11. It was redesignated for the 16th Engineer Battalion on 12 September 1957.
12. The coat of arms was amended on 5 December 1984 to correct the motto.
13. On 21 October 1994 the coat of arms was revised to change the symbolism.
14. It was amended on 29 September 1999.

===Distinctive unit insignia===
- Description: A silver color metal and enamel device 1+1/8 in high overall consisting of a shield blazoned: Per chevron reversed Argent and Gules, on a bar in base Sable fimbriated of the first a cat-a-mountain salient guardant of the third, armed, langued, collared and lined of the second, in sinister chief a mullet voided and fretted Vert.
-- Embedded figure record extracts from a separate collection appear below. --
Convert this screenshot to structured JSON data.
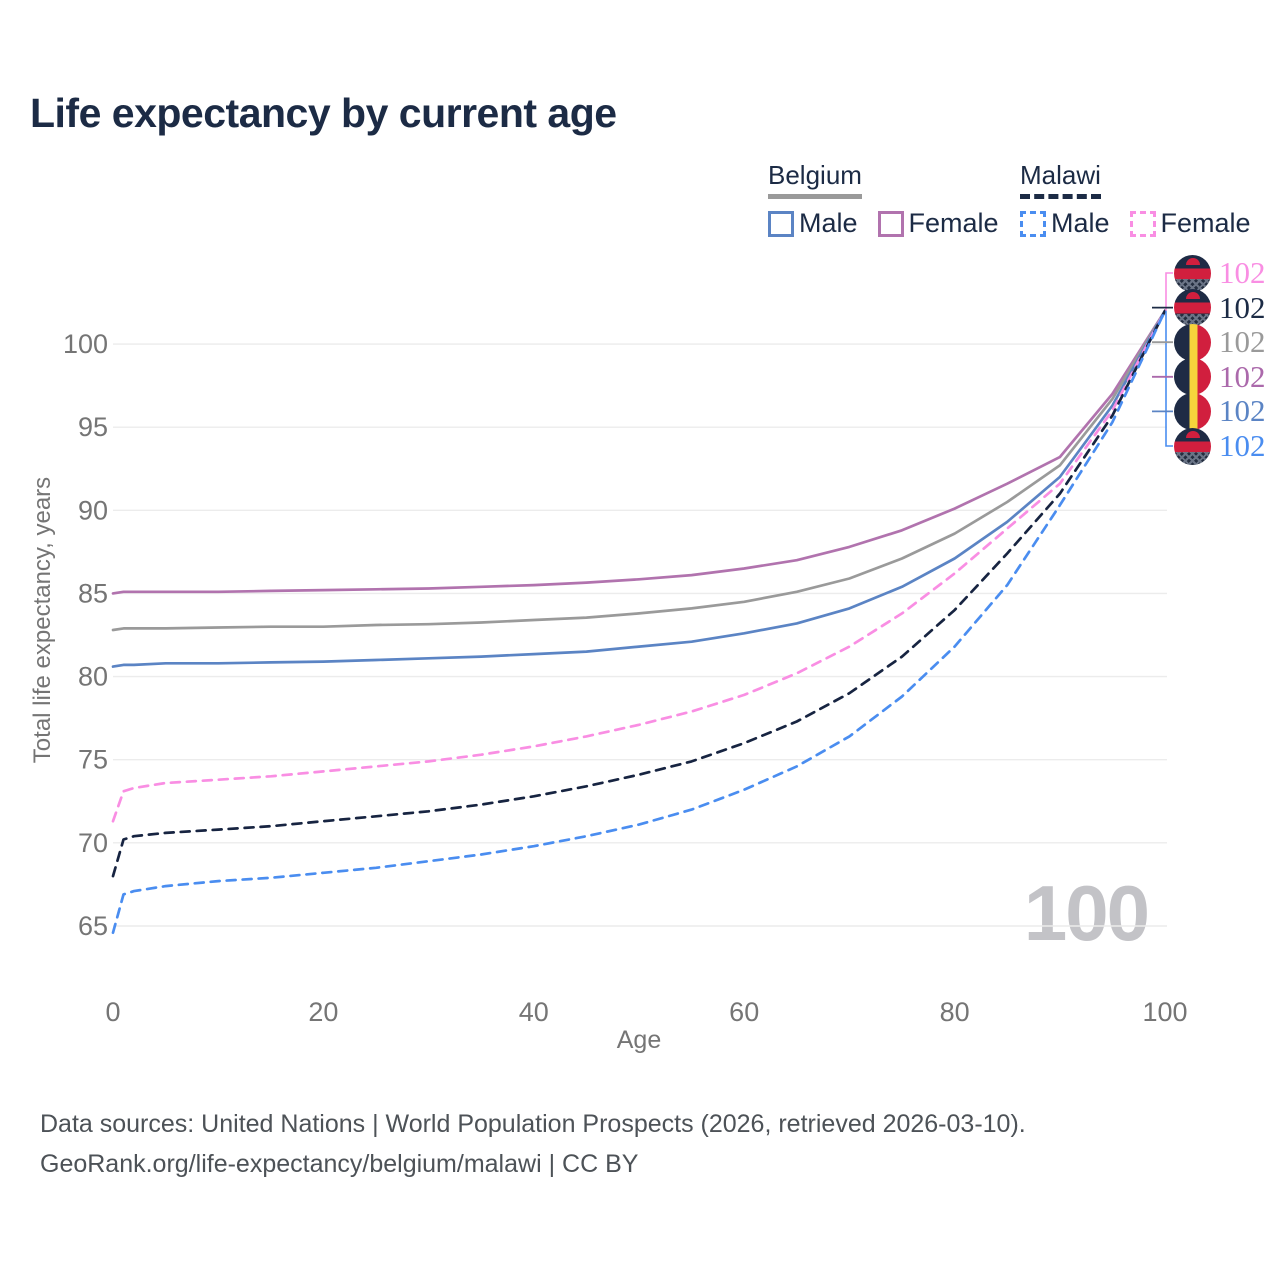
{
  "title": "Life expectancy by current age",
  "legend": {
    "groups": [
      {
        "country": "Belgium",
        "line_style": "solid",
        "items": [
          {
            "label": "Male",
            "color": "#5b84c4"
          },
          {
            "label": "Female",
            "color": "#b173ae"
          }
        ]
      },
      {
        "country": "Malawi",
        "line_style": "dashed",
        "items": [
          {
            "label": "Male",
            "color": "#4a8df0"
          },
          {
            "label": "Female",
            "color": "#f98ee3"
          }
        ]
      }
    ]
  },
  "watermark": "100",
  "footer": {
    "line1": "Data sources: United Nations | World Population Prospects (2026, retrieved 2026-03-10).",
    "line2": "GeoRank.org/life-expectancy/belgium/malawi | CC BY"
  },
  "colors": {
    "title_text": "#1c2b45",
    "axis_text": "#757575",
    "gridline": "#ececec",
    "watermark": "#c3c3c7"
  },
  "chart_data": {
    "type": "line",
    "title": "Life expectancy by current age",
    "xlabel": "Age",
    "ylabel": "Total life expectancy, years",
    "xlim": [
      0,
      100
    ],
    "ylim": [
      63,
      103
    ],
    "x_ticks": [
      0,
      20,
      40,
      60,
      80,
      100
    ],
    "y_ticks": [
      65,
      70,
      75,
      80,
      85,
      90,
      95,
      100
    ],
    "grid": "horizontal",
    "legend_position": "top-right",
    "x": [
      0,
      1,
      2,
      5,
      10,
      15,
      20,
      25,
      30,
      35,
      40,
      45,
      50,
      55,
      60,
      65,
      70,
      75,
      80,
      85,
      90,
      95,
      100
    ],
    "series": [
      {
        "name": "Belgium Female",
        "country": "Belgium",
        "sex": "Female",
        "style": "solid",
        "color": "#b173ae",
        "values": [
          85.0,
          85.1,
          85.1,
          85.1,
          85.1,
          85.15,
          85.2,
          85.25,
          85.3,
          85.4,
          85.5,
          85.65,
          85.85,
          86.1,
          86.5,
          87.0,
          87.8,
          88.8,
          90.1,
          91.6,
          93.2,
          97.0,
          102
        ]
      },
      {
        "name": "Belgium",
        "country": "Belgium",
        "sex": "Both",
        "style": "solid",
        "color": "#9a9a9a",
        "values": [
          82.8,
          82.9,
          82.9,
          82.9,
          82.95,
          83.0,
          83.0,
          83.1,
          83.15,
          83.25,
          83.4,
          83.55,
          83.8,
          84.1,
          84.5,
          85.1,
          85.9,
          87.1,
          88.6,
          90.5,
          92.7,
          96.7,
          102
        ]
      },
      {
        "name": "Belgium Male",
        "country": "Belgium",
        "sex": "Male",
        "style": "solid",
        "color": "#5b84c4",
        "values": [
          80.6,
          80.7,
          80.7,
          80.8,
          80.8,
          80.85,
          80.9,
          81.0,
          81.1,
          81.2,
          81.35,
          81.5,
          81.8,
          82.1,
          82.6,
          83.2,
          84.1,
          85.4,
          87.1,
          89.3,
          92.0,
          96.3,
          102
        ]
      },
      {
        "name": "Malawi Female",
        "country": "Malawi",
        "sex": "Female",
        "style": "dashed",
        "color": "#f98ee3",
        "values": [
          71.3,
          73.1,
          73.3,
          73.6,
          73.8,
          74.0,
          74.3,
          74.6,
          74.9,
          75.3,
          75.8,
          76.4,
          77.1,
          77.9,
          78.9,
          80.2,
          81.8,
          83.8,
          86.2,
          88.9,
          91.6,
          96.0,
          102
        ]
      },
      {
        "name": "Malawi",
        "country": "Malawi",
        "sex": "Both",
        "style": "dashed",
        "color": "#172441",
        "values": [
          68.0,
          70.2,
          70.4,
          70.6,
          70.8,
          71.0,
          71.3,
          71.6,
          71.9,
          72.3,
          72.8,
          73.4,
          74.1,
          74.9,
          76.0,
          77.3,
          79.0,
          81.2,
          84.0,
          87.4,
          91.0,
          95.7,
          102
        ]
      },
      {
        "name": "Malawi Male",
        "country": "Malawi",
        "sex": "Male",
        "style": "dashed",
        "color": "#4a8df0",
        "values": [
          64.6,
          66.9,
          67.1,
          67.4,
          67.7,
          67.9,
          68.2,
          68.5,
          68.9,
          69.3,
          69.8,
          70.4,
          71.1,
          72.0,
          73.2,
          74.6,
          76.4,
          78.8,
          81.8,
          85.5,
          90.3,
          95.3,
          102
        ]
      }
    ],
    "end_labels": [
      {
        "flag": "malawi",
        "series": "Malawi Female",
        "value": "102",
        "color": "#f98ee3"
      },
      {
        "flag": "malawi",
        "series": "Malawi",
        "value": "102",
        "color": "#1c2b45"
      },
      {
        "flag": "belgium",
        "series": "Belgium",
        "value": "102",
        "color": "#9a9a9a"
      },
      {
        "flag": "belgium",
        "series": "Belgium Female",
        "value": "102",
        "color": "#ab69ab"
      },
      {
        "flag": "belgium",
        "series": "Belgium Male",
        "value": "102",
        "color": "#5b84c4"
      },
      {
        "flag": "malawi",
        "series": "Malawi Male",
        "value": "102",
        "color": "#4a8df0"
      }
    ]
  }
}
Attached below the shield a silver scroll inscribed "SEMPER ULTIMO" in red letters.
- Symbolism:
1. Red and white are the colors used for the Corps of Engineers.
2. The bar symbolizes a treadway bridge, the construction of which was a major combat mission of the organization.
3. The cat-a-mountain, a European wildcat, indicates the stealth and swiftness required in combat engineer operations, and the soldiers of the battalion are known as "Catamounts."
4. The black cat also connotes the darkness in which operations are conducted.
5. The star from the flag of French Morocco represents service in that area during World War II.
6. The inverted chevron symbolizes the battalion's spearheading of armored engineer activity in World War II.

- Background:
7. The Distinctive Unit Insignia was originally approved for the 16th Armored Engineer Battalion on 25 April 1952.
8. It was redesignated for the 16th Engineer Battalion on 12 September 1957.
9. On 5 December 1984 the insignia was amended to correct the symbolism.
10. On 21 October 1994 it was revised to change the description and the symbolism.